Note that we started at A, and the first B is the first station you go to after A. Note also that the final step is to an A, where we started. Since this is a continuous sequence, we can start anywhere we like, so we can rotate the orders to ABCDEACEBDADBECAEDCB so that they start with the natural sequence ABCDE.

Six stations

What happens with six stations?

A B C D E F
A 1 7 10 15 22
B 30 2 13 17 25
C 21 29 3 8 19
D 14 24 28 4 11
E 9 16 18 27 5
F 6 12 20 23 26

This yields the sequence (rotated to start at A): ABCDEFACEADFBDAEBECFCAFDBFEDCB.

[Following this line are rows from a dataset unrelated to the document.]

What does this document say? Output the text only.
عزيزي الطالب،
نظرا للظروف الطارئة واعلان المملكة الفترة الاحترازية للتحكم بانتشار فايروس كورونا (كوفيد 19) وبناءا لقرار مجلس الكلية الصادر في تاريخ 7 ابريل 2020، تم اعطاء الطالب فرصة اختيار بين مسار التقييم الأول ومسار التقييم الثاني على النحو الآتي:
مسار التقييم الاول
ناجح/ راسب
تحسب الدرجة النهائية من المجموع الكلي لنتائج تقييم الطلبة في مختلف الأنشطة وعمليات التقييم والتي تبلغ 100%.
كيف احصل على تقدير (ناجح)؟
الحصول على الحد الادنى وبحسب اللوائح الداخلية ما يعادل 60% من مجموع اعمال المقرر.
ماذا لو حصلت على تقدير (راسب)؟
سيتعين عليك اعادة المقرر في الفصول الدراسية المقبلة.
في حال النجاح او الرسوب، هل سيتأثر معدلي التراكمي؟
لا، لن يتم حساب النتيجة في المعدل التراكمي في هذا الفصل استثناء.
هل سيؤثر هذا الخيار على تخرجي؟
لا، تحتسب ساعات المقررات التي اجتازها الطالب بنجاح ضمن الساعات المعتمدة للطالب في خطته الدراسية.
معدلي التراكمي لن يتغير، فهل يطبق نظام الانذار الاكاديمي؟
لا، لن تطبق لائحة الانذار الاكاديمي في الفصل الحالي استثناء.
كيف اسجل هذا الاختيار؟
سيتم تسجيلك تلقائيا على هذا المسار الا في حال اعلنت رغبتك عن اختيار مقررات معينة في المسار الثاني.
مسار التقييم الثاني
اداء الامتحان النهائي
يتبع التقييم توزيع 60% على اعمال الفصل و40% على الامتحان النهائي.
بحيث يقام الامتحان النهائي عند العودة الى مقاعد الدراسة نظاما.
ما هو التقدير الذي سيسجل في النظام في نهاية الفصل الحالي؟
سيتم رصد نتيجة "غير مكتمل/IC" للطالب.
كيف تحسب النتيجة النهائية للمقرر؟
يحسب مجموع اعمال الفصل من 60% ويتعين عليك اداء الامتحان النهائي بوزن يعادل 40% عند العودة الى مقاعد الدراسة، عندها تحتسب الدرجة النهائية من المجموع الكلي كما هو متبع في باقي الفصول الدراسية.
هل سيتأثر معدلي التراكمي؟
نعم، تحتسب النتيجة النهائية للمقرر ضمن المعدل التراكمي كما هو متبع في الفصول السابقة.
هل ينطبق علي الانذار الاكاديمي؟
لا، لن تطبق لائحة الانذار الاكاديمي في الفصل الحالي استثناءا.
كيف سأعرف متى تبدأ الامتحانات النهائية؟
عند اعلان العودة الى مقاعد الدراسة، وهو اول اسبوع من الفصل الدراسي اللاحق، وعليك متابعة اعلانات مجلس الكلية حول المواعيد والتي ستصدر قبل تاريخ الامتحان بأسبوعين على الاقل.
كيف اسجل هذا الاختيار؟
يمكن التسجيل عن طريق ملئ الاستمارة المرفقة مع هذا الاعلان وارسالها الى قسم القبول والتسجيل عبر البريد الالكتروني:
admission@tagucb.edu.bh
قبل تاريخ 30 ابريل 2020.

For five stations, we needed 4×5=20 orders. For six, we need 5×6=30. For n, we need (n−1)×n. That's the same number we'd need if we just had (n−1)×n÷2 order sets, each with two orders, so we're not really dealing with any extra orders.

Adding stations

What do we have to do when we want to include a new station in an existing order set? Let's compare the sequences for 5 and 6 stations:

ABCDEACEBDADBECAEDCB
ABCDEFACEADFBDAEBECFCAFDBFEDCB

If we space the shorter sequence out a bit, we might be able to see some similarities:

ABCDE ACE   BDADBE  CA    EDCB
ABCDEFACEADFBDAEBECFCAFDBFEDCB

We just need to insert an extra 5 orders for the new station F, and an extra order for each existing station, and move one of the orders around:

ABCDE ACE   BDA BE  CA    EDCB
          D←←←←↲
ABCDEFACEADFBDAEBECFCAFDBFEDCB

Some stations might require more than one order (e.g. waypoints), so the number of orders could be increased by a small factor.

This would be mitigated by having order macros/functions, which an order set could call into. The station would have nearby some sort of beacon representing the sequence of orders needed for certain classes of train to use it. A ctrl-click on that would add a call to that sequence as a single order in the main order set. (A plain click could just copy the orders, like a macro.)

Rather than trying to get every station connected to every other station this way, group nearby towns together, and add an extra destination which is a feeder (such as the Grand Through Feeder). Then consider how to connect several feeders up.